W obszarze poznawczym z kolei stresorami jest wszystko, co nowe, nieprzewidywalne, nieznane, zaskakujące. Dziecko może mieć trudności z przetworzeniem bodźców, jakie do niego docierają. Bywa, że dodatkowo rodzina prosi o to, by powiedziało wierszyk czy zaśpiewało piosenkę, którą zna z przedszkola. Warto pamiętać, że wykazanie się umiejętnościami w takim momencie, kiedy wokół jest mnóstwo rozpraszających bodźców, może być dla naszej pociechy naprawdę trudne.
Relacje społeczne jako źródło stresu
Również w obszarze społecznym i prospołecznym dużo się dzieje. Obszar społeczny to obszar norm i rozumienia innych ludzi, obszar prospołeczny zaś to obszar związany m.in. z empatią i współodczuwaniem, a także poczuciem sprawiedliwości i rozróżnianiem dobra od zła.

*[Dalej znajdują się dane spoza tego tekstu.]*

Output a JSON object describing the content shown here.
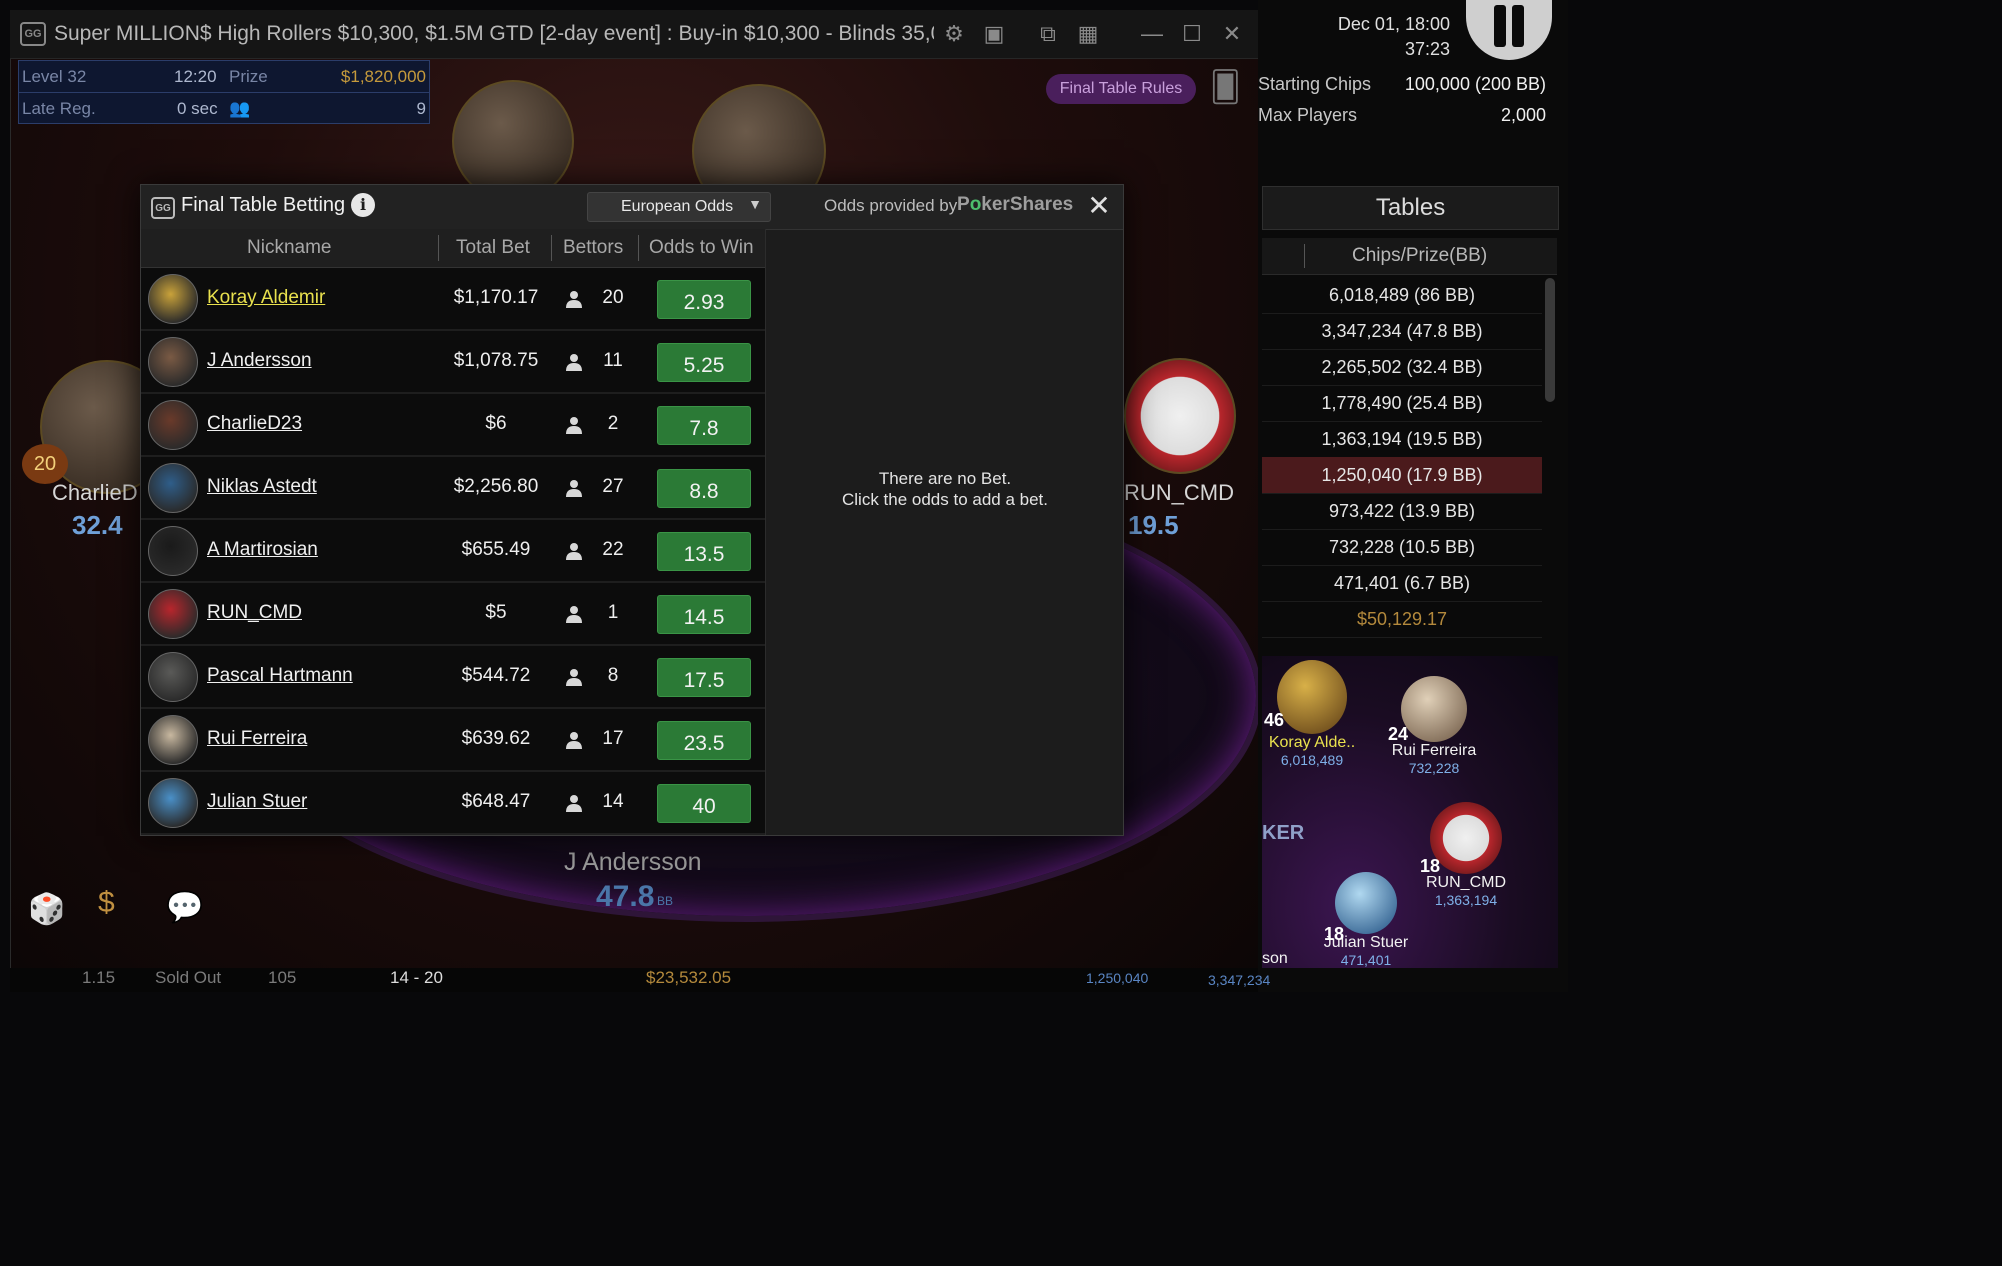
{
  "client": {
    "title": "Super MILLION$ High Rollers $10,300, $1.5M GTD [2-day event] : Buy-in $10,300 - Blinds 35,00..",
    "level_label": "Level 32",
    "level_time": "12:20",
    "prize_label": "Prize",
    "prize_value": "$1,820,000",
    "late_reg_label": "Late Reg.",
    "late_reg_value": "0 sec",
    "players_value": "9",
    "final_table_rules": "Final Table Rules",
    "seats": [
      {
        "name": "CharlieD",
        "stack": "32.4",
        "unit": "BB",
        "level": "20"
      },
      {
        "name": "RUN_CMD",
        "stack": "19.5",
        "unit": "BB"
      },
      {
        "name": "J Andersson",
        "stack": "47.8",
        "unit": "BB"
      }
    ],
    "bottom_strip": [
      "1.15",
      "Sold Out",
      "105",
      "14 - 20",
      "$23,532.05"
    ]
  },
  "right_panel": {
    "date": "Dec 01, 18:00",
    "time": "37:23",
    "starting_chips_label": "Starting Chips",
    "starting_chips_value": "100,000 (200 BB)",
    "max_players_label": "Max Players",
    "max_players_value": "2,000",
    "tables_title": "Tables",
    "chips_col": "Chips/Prize(BB)",
    "chip_rows": [
      "6,018,489 (86 BB)",
      "3,347,234 (47.8 BB)",
      "2,265,502 (32.4 BB)",
      "1,778,490 (25.4 BB)",
      "1,363,194 (19.5 BB)",
      "1,250,040 (17.9 BB)",
      "973,422 (13.9 BB)",
      "732,228 (10.5 BB)",
      "471,401 (6.7 BB)",
      "$50,129.17"
    ],
    "mini_table": {
      "players": [
        {
          "name": "Koray Alde..",
          "chips": "6,018,489",
          "level": "46"
        },
        {
          "name": "Rui Ferreira",
          "chips": "732,228",
          "level": "24"
        },
        {
          "name": "RUN_CMD",
          "chips": "1,363,194",
          "level": "18"
        },
        {
          "name": "Julian Stuer",
          "chips": "471,401",
          "level": "18"
        },
        {
          "name": "son",
          "chips": ""
        }
      ],
      "bottom_chips": [
        "1,250,040",
        "3,347,234"
      ]
    }
  },
  "modal": {
    "title": "Final Table Betting",
    "odds_format": "European Odds",
    "provided_by": "Odds provided by",
    "provider_a": "P",
    "provider_o": "o",
    "provider_b": "kerShares",
    "headers": {
      "nickname": "Nickname",
      "total_bet": "Total Bet",
      "bettors": "Bettors",
      "odds": "Odds to Win"
    },
    "players": [
      {
        "nickname": "Koray Aldemir",
        "total_bet": "$1,170.17",
        "bettors": "20",
        "odds": "2.93",
        "avatar_color": "#c9a23a"
      },
      {
        "nickname": "J Andersson",
        "total_bet": "$1,078.75",
        "bettors": "11",
        "odds": "5.25",
        "avatar_color": "#7a5a44"
      },
      {
        "nickname": "CharlieD23",
        "total_bet": "$6",
        "bettors": "2",
        "odds": "7.8",
        "avatar_color": "#6a3a2a"
      },
      {
        "nickname": "Niklas Astedt",
        "total_bet": "$2,256.80",
        "bettors": "27",
        "odds": "8.8",
        "avatar_color": "#2f5e8a"
      },
      {
        "nickname": "A Martirosian",
        "total_bet": "$655.49",
        "bettors": "22",
        "odds": "13.5",
        "avatar_color": "#1a1a1a"
      },
      {
        "nickname": "RUN_CMD",
        "total_bet": "$5",
        "bettors": "1",
        "odds": "14.5",
        "avatar_color": "#b8262c"
      },
      {
        "nickname": "Pascal Hartmann",
        "total_bet": "$544.72",
        "bettors": "8",
        "odds": "17.5",
        "avatar_color": "#5a5a58"
      },
      {
        "nickname": "Rui Ferreira",
        "total_bet": "$639.62",
        "bettors": "17",
        "odds": "23.5",
        "avatar_color": "#c8b8a0"
      },
      {
        "nickname": "Julian Stuer",
        "total_bet": "$648.47",
        "bettors": "14",
        "odds": "40",
        "avatar_color": "#4a90c8"
      }
    ],
    "no_bet_line1": "There are no Bet.",
    "no_bet_line2": "Click the odds to add a bet."
  },
  "colors": {
    "odds_button": "#2b7a36",
    "favorite_name": "#e9e14e",
    "prize_gold": "#c59a3c",
    "stack_blue": "#6fa0d8"
  }
}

W obszarze społecznym stresorami świątecznymi mogą być następujące rzeczy:
- tłum ludzi
- nowe twarze (albo znane, ale rzadko widywane, zapomniane)
- wyraz twarzy, którego dziecko nie rozumie (a najbardziej przyzwyczajone jest do mowy ciała rodziców czy opiekunów, więc minę innego członka rodziny może mu być trudniej rozszyfrować).

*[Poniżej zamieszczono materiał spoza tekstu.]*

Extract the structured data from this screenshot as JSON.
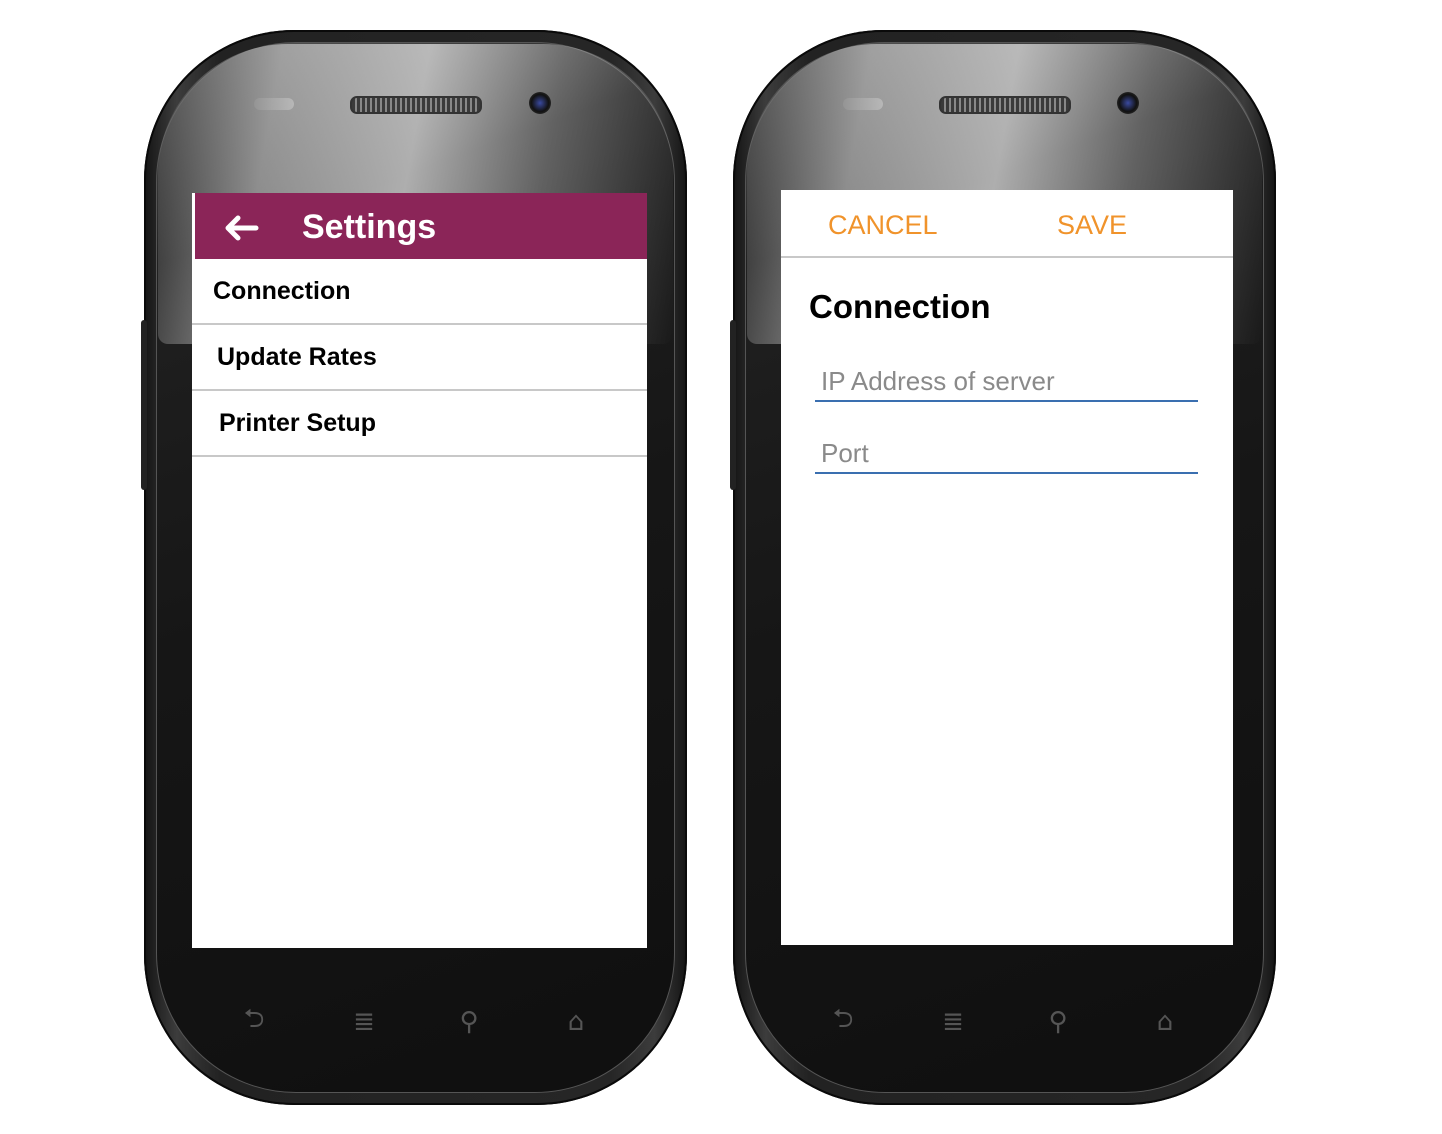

Dzieci wyczuwają też napięcie innych i ono się im udziela. Alarm w układzie nerwowym dziecka może więc wywołać na przykład to, że dziecko słyszy podekscytowane głosy podczas rozmów przy stole, głośny śmiech albo widzi napiętą twarz mamy lub taty w reakcji na to, co powiedział ktoś z rodziny (a my przecież także przeżywamy nasze własne emocje w święta, bywa że związane z zaszłościami i historiami rodzinnymi), ich zmęczenie czy irytację, z których nawet czasem sami nie zdajemy sobie sprawy, przyzwyczajeni do życia w stresie i ignorowania własnych uczuć, bo coś „trzeba”.

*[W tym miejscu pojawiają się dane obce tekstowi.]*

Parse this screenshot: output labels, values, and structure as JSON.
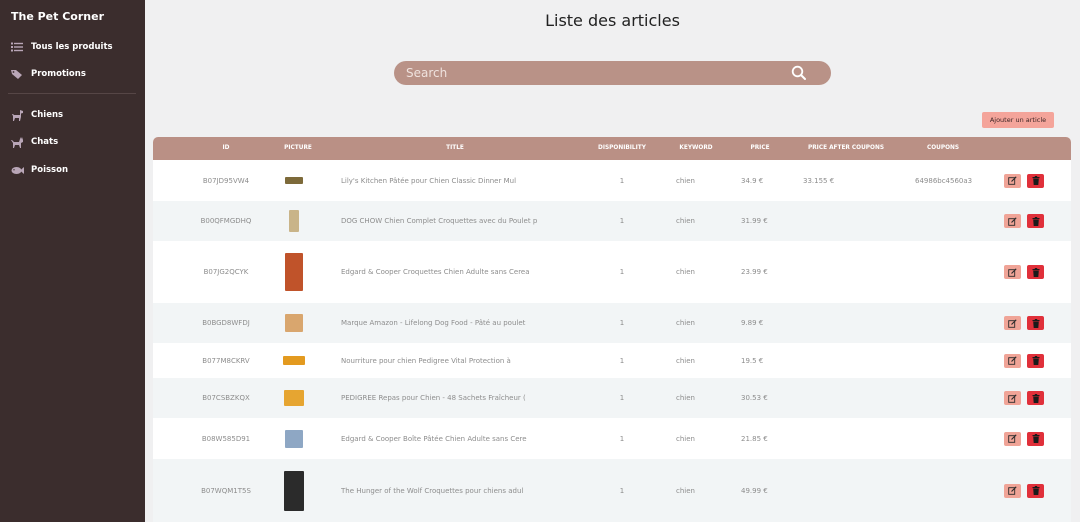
{
  "sidebar": {
    "brand": "The Pet Corner",
    "items": [
      {
        "label": "Tous les produits",
        "icon": "list-icon"
      },
      {
        "label": "Promotions",
        "icon": "tag-icon"
      },
      {
        "label": "Chiens",
        "icon": "dog-icon"
      },
      {
        "label": "Chats",
        "icon": "cat-icon"
      },
      {
        "label": "Poisson",
        "icon": "fish-icon"
      }
    ]
  },
  "main": {
    "title": "Liste des articles",
    "search": {
      "placeholder": "Search",
      "value": ""
    },
    "add_button": "Ajouter un article"
  },
  "table": {
    "columns": [
      "ID",
      "PICTURE",
      "TITLE",
      "DISPONIBILITY",
      "KEYWORD",
      "PRICE",
      "PRICE AFTER COUPONS",
      "COUPONS"
    ],
    "rows": [
      {
        "id": "B07JD95VW4",
        "title": "Lily's Kitchen Pâtée pour Chien Classic Dinner Mul",
        "dispo": "1",
        "keyword": "chien",
        "price": "34.9 €",
        "price_after": "33.155 €",
        "coupons": "64986bc4560a3",
        "thumb_color": "#7d6a3a"
      },
      {
        "id": "B00QFMGDHQ",
        "title": "DOG CHOW Chien Complet Croquettes avec du Poulet p",
        "dispo": "1",
        "keyword": "chien",
        "price": "31.99 €",
        "price_after": "",
        "coupons": "",
        "thumb_color": "#c9b489"
      },
      {
        "id": "B07JG2QCYK",
        "title": "Edgard & Cooper Croquettes Chien Adulte sans Cerea",
        "dispo": "1",
        "keyword": "chien",
        "price": "23.99 €",
        "price_after": "",
        "coupons": "",
        "thumb_color": "#c0532a"
      },
      {
        "id": "B0BGD8WFDJ",
        "title": "Marque Amazon - Lifelong Dog Food - Pâté au poulet",
        "dispo": "1",
        "keyword": "chien",
        "price": "9.89 €",
        "price_after": "",
        "coupons": "",
        "thumb_color": "#d9a66e"
      },
      {
        "id": "B077M8CKRV",
        "title": "Nourriture pour chien Pedigree Vital Protection à",
        "dispo": "1",
        "keyword": "chien",
        "price": "19.5 €",
        "price_after": "",
        "coupons": "",
        "thumb_color": "#e39a1f"
      },
      {
        "id": "B07CSBZKQX",
        "title": "PEDIGREE Repas pour Chien - 48 Sachets Fraîcheur (",
        "dispo": "1",
        "keyword": "chien",
        "price": "30.53 €",
        "price_after": "",
        "coupons": "",
        "thumb_color": "#e6a531"
      },
      {
        "id": "B08W585D91",
        "title": "Edgard & Cooper Boîte Pâtée Chien Adulte sans Cere",
        "dispo": "1",
        "keyword": "chien",
        "price": "21.85 €",
        "price_after": "",
        "coupons": "",
        "thumb_color": "#8ea7c4"
      },
      {
        "id": "B07WQM1T5S",
        "title": "The Hunger of the Wolf Croquettes pour chiens adul",
        "dispo": "1",
        "keyword": "chien",
        "price": "49.99 €",
        "price_after": "",
        "coupons": "",
        "thumb_color": "#2b2b2b"
      }
    ]
  },
  "colors": {
    "sidebar_bg": "#3b2d2d",
    "header_bg": "#ba9085",
    "search_bg": "#b99287",
    "edit_btn": "#f0a497",
    "delete_btn": "#e0303a"
  }
}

Kontakt i relacja są ważne
Dzieci mogą odczuwać rosnące napięcie także dlatego, że przed świętami trudno o pełną dostępność emocjonalną i kontakt z rodzicem. Bywamy bowiem zabiegani i zajęci przygotowaniami. Dzieci potrzebują czuć na sobie wzrok rodzica i jego reakcje – niekoniecznie cały czas, jednak to ważne, byśmy byli receptywni na ich sygnały. To często wcale nie jest łatwe, kiedy nam samym towarzyszy stres związany z obawą o to, czy zdążymy ze wszystkim i czy przygotujemy wszystko „wystarczająco idealnie”. (Zwłaszcza jeśli robimy to po raz pierwszy, a ma nas odwiedzić ktoś z rodziny). W święta zaś często biegamy od kuchni do stołu, oglądamy coś w telewizji, rozmawiamy z kimś innym. I płacz, złość, krzyk bywają przede wszystkim wołaniem o kontakt. O nasze zatrzymanie się przy dzieciach.
Dlatego podczas przygotowań i świętowania warto pozostać w kontakcie z dzieckiem i być na nie uważnym. Nawiązujmy kontakt wzrokowy i sprawdzajmy, co się dzieje z naszą pociechą. Zachęcajmy do wspólnego gotowania (choć będzie zapewne bardziej czasochłonne, może stać się źródłem radości i zbuduje między wami jeszcze lepszą relację). A w trudnych chwilach znajdźmy czas i przestrzeń (najlepiej ciche miejsce, w którym będziemy z dzieckiem sam na sam i gdzie docierać będzie mniej bodźców), aby emocje opadły.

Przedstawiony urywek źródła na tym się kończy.